Six Nations of the Grand River Elected Council has agreed to move forward with a flood mitigation plan for the territory but coming up with the funding will be a challenge.

Council approved the $4.5 million project at last week’s general council meeting.

The approval includes spending $200,000 of Six Nations’ money with the suggestion to seek the funding shortfall from the federal Small Communities Fund, a $109 million federal infrastructure program.

The plan is the result of five years of study on two major creeks in the community prone to flooding: McKenzie Creek and Boston Rogers Creek.

The flood mitigation strategy will develop accurate stream flows to model flood levels, prepare a flood plain map with flood lines delineated, prepares a list of flood-impacted sites (flood damage centres), identifies a list of remedial solutions to mitigate flooding, and identifies projects for the flood remediation program.

As part of the study, Greenland Group surveyed all the culverts and bridge crossings on the territory.

They put in stream flow guages and weather guages during the study.

Greenland did a cost-benefit analysis to determine whether it would cost more to implement flood protection measures than it would cost to fix the damage that could be caused by flooding as it happens.

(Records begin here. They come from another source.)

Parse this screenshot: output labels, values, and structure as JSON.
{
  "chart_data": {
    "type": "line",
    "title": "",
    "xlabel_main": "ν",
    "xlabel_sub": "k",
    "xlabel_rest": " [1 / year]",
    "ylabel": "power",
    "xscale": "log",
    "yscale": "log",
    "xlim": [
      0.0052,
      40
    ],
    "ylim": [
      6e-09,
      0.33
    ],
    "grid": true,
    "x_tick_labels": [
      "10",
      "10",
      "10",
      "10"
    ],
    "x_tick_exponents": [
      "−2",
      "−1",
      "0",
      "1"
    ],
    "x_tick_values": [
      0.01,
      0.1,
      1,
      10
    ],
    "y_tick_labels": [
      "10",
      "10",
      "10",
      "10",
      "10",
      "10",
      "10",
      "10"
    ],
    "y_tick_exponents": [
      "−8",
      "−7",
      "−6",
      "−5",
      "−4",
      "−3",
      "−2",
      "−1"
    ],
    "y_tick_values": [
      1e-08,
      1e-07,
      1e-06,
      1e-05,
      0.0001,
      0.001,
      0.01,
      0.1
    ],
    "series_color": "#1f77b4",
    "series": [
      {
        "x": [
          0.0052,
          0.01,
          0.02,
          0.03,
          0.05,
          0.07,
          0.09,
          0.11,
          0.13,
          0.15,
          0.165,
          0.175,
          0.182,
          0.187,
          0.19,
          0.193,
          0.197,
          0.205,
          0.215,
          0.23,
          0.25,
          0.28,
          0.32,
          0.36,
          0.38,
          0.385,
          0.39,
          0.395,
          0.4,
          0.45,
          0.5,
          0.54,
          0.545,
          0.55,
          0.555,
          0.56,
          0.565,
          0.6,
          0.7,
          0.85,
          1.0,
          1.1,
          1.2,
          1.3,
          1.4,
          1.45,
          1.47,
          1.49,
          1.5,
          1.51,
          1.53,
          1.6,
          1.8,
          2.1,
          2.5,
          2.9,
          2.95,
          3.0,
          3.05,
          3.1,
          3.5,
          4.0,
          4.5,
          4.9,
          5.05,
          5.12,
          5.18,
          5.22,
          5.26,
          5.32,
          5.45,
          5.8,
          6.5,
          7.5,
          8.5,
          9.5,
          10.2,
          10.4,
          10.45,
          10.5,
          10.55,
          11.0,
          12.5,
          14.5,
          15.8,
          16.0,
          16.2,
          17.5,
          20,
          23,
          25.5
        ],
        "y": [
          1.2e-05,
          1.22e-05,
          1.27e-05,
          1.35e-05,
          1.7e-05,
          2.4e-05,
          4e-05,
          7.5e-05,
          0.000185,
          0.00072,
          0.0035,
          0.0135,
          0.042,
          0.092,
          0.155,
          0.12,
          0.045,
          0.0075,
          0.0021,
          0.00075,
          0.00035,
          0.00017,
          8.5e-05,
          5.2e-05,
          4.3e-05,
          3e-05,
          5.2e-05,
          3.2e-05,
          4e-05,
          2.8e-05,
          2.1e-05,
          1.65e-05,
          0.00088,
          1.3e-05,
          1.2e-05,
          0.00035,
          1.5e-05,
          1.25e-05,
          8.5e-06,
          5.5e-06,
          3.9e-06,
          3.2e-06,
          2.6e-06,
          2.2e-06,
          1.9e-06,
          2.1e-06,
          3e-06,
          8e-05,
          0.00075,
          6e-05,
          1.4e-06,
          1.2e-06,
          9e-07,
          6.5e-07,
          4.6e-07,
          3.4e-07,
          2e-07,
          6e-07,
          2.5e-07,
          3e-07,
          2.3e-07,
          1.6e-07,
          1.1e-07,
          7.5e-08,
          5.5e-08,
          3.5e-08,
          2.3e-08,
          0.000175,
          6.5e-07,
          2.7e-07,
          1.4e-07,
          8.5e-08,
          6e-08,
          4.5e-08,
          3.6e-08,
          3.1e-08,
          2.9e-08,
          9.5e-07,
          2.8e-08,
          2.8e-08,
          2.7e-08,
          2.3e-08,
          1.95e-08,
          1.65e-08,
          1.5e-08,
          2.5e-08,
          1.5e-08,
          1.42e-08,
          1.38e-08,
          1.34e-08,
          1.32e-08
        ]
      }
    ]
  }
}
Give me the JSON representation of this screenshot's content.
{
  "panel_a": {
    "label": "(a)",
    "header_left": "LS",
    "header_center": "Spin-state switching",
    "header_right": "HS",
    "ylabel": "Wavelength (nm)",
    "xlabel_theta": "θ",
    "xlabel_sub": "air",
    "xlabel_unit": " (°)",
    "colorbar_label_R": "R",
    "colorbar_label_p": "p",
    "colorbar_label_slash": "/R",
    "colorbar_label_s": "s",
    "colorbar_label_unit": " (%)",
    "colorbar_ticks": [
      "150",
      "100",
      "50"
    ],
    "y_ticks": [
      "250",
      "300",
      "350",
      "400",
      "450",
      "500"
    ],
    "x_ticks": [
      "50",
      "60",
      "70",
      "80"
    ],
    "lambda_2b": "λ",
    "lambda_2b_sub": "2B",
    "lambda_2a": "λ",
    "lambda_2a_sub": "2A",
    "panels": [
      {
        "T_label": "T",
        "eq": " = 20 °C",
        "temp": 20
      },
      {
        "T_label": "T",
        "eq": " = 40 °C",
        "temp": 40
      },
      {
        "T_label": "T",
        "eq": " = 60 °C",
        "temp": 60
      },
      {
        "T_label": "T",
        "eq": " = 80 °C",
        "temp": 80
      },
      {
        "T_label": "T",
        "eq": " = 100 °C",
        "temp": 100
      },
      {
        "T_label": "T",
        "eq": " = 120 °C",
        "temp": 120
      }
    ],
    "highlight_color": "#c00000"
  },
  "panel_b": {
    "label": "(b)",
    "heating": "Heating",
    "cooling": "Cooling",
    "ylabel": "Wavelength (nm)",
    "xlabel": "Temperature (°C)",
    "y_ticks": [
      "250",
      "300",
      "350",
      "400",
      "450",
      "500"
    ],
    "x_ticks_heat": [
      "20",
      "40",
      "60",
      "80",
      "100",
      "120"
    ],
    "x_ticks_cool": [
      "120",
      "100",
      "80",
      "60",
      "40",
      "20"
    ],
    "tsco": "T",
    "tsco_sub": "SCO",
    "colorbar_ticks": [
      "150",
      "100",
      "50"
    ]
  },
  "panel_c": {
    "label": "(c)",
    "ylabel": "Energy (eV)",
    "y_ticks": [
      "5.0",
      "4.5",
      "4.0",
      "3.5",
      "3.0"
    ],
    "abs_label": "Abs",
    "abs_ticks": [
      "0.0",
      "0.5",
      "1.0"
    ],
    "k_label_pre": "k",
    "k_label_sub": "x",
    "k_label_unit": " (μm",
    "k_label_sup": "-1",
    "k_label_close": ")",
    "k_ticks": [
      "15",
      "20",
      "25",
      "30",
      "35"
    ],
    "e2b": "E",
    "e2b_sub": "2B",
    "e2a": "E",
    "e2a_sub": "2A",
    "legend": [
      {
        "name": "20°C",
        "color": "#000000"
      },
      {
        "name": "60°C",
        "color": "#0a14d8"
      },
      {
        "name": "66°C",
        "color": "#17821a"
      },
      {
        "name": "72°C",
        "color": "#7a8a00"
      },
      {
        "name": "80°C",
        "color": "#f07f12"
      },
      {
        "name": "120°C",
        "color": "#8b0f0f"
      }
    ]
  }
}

“When you go to secure funding, the province will want to know how you did your calculations,” said Greenland Group Senior Associate Engineer Don Moss.

There were five flood damage centres identified on McKenzie Creek.

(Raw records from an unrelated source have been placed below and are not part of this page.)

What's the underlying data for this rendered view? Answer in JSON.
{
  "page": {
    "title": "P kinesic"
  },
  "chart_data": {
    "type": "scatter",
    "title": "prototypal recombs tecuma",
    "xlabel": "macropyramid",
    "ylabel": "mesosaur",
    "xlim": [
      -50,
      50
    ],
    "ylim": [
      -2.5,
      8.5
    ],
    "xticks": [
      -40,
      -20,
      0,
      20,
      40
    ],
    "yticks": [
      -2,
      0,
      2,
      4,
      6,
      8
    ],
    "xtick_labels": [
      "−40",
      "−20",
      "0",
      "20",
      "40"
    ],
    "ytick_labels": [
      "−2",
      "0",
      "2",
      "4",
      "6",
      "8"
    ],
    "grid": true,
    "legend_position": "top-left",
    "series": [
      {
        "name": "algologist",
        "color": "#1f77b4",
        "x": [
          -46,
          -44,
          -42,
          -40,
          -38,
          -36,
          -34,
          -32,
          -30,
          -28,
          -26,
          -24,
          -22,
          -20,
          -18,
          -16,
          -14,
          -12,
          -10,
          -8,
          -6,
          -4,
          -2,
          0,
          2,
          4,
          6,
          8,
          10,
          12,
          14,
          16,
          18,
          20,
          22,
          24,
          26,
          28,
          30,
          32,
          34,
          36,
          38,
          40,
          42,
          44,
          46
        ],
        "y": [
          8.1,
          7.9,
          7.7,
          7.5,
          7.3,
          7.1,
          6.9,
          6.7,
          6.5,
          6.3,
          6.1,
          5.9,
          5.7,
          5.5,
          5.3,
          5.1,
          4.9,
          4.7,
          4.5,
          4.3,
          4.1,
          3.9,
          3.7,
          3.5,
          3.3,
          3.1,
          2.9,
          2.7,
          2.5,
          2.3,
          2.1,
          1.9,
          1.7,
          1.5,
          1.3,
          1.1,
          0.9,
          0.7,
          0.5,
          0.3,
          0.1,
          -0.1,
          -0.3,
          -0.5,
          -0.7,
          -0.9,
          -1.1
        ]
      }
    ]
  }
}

Most of the flooding occurred on the creek’s tributaries, said Moss.

Those sections are located upstream on Third Line, downstream on Third Line, at Fourth Line Road and Seneca Road, in the village of Ohsweken near Iroquois Lodge, at the sanitary pump station on Fourth Line, and a berm at the sewage lagoon.

They suggested ditch improvements and culvert upgrades to minimize the impacts for some areas.

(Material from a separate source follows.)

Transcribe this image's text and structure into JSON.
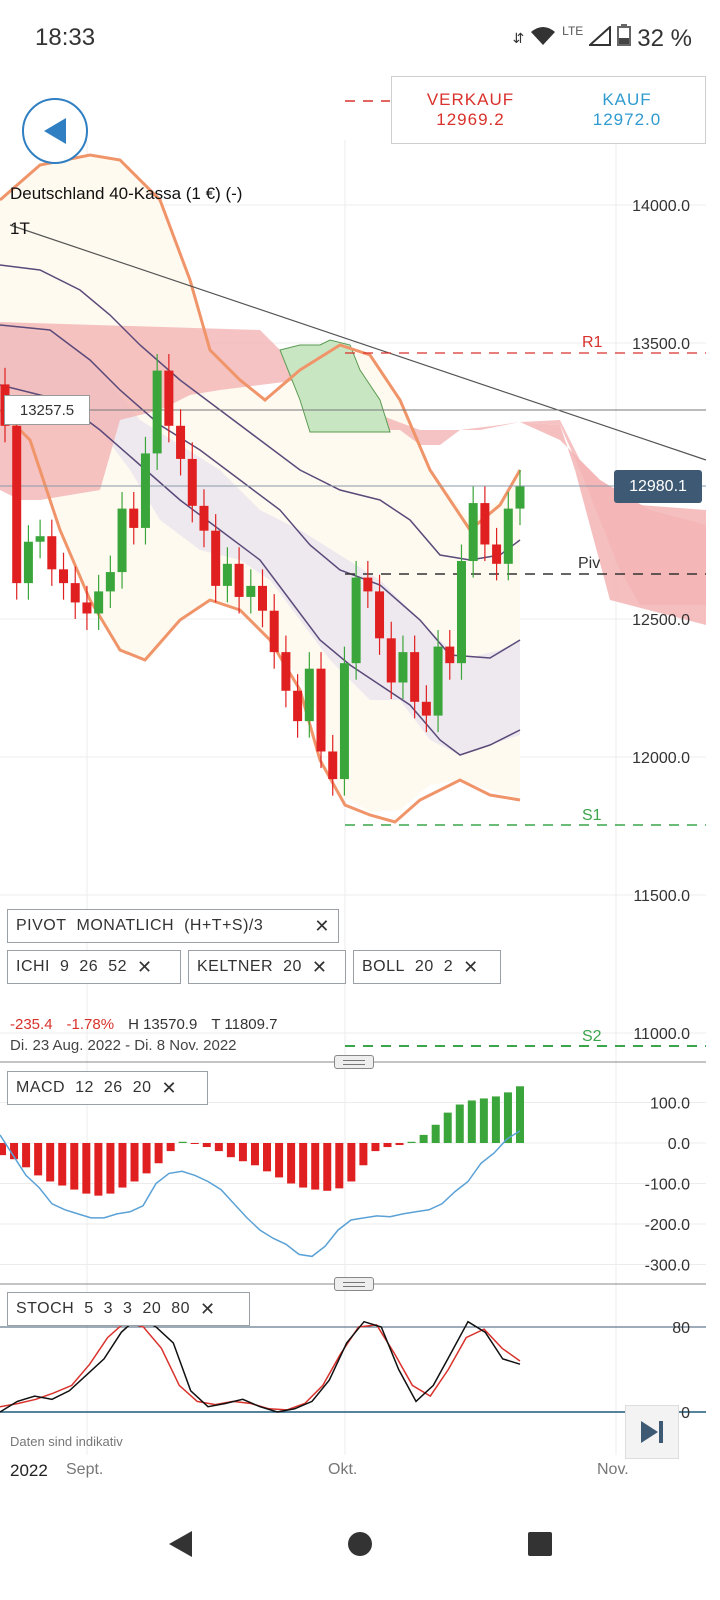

During the study they found driveway culverts were backing up flows near Fourth Line and Seneca Road and when they got opened up, it reduced flood levels significantly.

Annual damage costs estimated for the five flood areas were just over $605,000, with the majority, about $466,000, occurring during flooding near the Six Nations health centre and Iroquois Lodge parking lots.

A cost-benefit analysis showed that repairs save the community millions of dollars over a 50-year timespan through mitigation measures, as opposed to fixing the damage as it happens.

Some of the repair suggestions include French tile installation, channel improvements, ditch improvements, culvert replacements, asphalt reinstatement and individual home improvements.

The flood-prone areas of Boston and Rogers Creek include Mississauga Road, Third Line west of Smoothtown, Onondaga Road north of Second Line, Second Line west of the Ojibway Road and Cayuga Road intersection, and the Industrial Park at First Line Road.

Some of the diversion methods for those areas were prohibitively expensive and were screened out early, said Moss.

They looked instead at flood-proofing several homes, as well as some culvert and ditch improvements, for those areas.

The next steps will include conducting topographical and geotechnical surveys before finalizing designs and putting out tenders.

Greenland Group suggested council make an application to the Small Communities Fund to help fund the construction of the flood mitigation strategy.

The project will cost $4.25 million, with Six Nations agreeing to find the $200,000 portion of the funds.